Things are more complicated with the talaâ, in which the medium summons the mlouk. She is supposed to have inherited her know-how. In reality, her vocation often comes from her initiatory ‘illness’. This includes dissociative flights that send the person out into the streets, and disturbances related to nightmares, etc. In the treatment of split personalities, Western therapy tries to synthesize those personalities. This is not the case in Africa where, on the contrary, people learn to deal with this separation without eliminating it. The term used is « adorcism » : the Senegalese n’doep centres the construction of the altar to the rab at the heart of the therapy as the dissociated part of the personality, the rab, might fix itself there. Its a way of dealing with the dissociation : it isn’t eliminated, it isn’t reintegrated into the personality. The altar to the rab, the spirit who torments the patient, is the mediator of the separation, the symbol of the mastering of that dissociation.
The separation is not resolved, then, it is accommodated…
The Gnawa’s therapy consists of different stages which the drummers act as the therapist-medium’s assistants. These stages are basically the identification of the possessing spirit, the sacrifice, the affiliation ritual, and the final ritual, the ritual night (stambali in Tunisia, derdeba-lila in Morocco) which enables the cured person to thank the mlouk and to publicly demonstrate his or her mastering of the initial pathological dissociation, which has now become a normal dissociation and a resource in that it allows the person to go about their business.

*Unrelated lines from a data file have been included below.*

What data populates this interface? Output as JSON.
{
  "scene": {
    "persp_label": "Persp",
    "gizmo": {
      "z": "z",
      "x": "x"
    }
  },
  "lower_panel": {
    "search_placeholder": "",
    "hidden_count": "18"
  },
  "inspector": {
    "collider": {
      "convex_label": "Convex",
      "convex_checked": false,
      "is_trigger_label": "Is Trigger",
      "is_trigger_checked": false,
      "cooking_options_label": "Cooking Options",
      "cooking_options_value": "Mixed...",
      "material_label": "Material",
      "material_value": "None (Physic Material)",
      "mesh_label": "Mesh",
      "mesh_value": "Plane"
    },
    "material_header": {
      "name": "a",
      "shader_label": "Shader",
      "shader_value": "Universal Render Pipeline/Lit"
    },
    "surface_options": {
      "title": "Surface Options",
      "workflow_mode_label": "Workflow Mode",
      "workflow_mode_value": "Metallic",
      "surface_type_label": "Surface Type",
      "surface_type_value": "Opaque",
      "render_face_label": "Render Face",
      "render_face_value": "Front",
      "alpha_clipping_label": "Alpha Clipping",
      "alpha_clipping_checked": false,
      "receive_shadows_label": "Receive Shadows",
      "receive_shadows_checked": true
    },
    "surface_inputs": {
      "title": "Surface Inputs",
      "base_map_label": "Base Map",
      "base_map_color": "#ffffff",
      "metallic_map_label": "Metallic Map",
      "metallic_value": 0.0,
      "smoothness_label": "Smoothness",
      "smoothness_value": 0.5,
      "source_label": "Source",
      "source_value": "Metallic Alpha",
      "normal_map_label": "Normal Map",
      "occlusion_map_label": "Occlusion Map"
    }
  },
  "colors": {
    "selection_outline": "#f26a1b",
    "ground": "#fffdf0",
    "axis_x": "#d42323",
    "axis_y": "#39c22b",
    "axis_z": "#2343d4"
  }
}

It is important to stress this in order to avoid folkloric or touristy type explanations.
Does Maghrebi society need this Black African element to manage its dissociation problems ?
Trances are not exclusive to the Afro-Maghrebi. Popular Sufism, which is in some ways the opposite of Gnawa culture, involves ecstatic trances, but not possession trances. What is more, culture shocks, intercultural tensions, and acculturation are probably at the root of a specific kind of dissociation, that is, social dissociation. Second-generation immigrants are said to have identity problems as they frequently suffer an identity separation due to the real divisions between the family and the social setting. The Gnawa are both Muslim and Animist. The very basis of Gnawa culture is thus the product of a separation between the cultural origin and the integration into Maghrebi society. A part of the self is elsewhere. This is accommodated through music and other rituals. The Essaouira-based artist Mohamed Tabal often says that it is not him who paints, but his melk. He expresses his split personality through his painting.
That brings us back to the Gnawa’s function in Maghrebi society.
It is the central question. Essaouira is exceptional in that it is a Gnawa town where they are not necessarily pushed to the outskirts. In this town, they deal with marginality, difference, and certain sexual problems. This social therapy function is also present in Brazilian macumba… As a marginalized group, the Gnawa tend to attract all marginalization in their culture.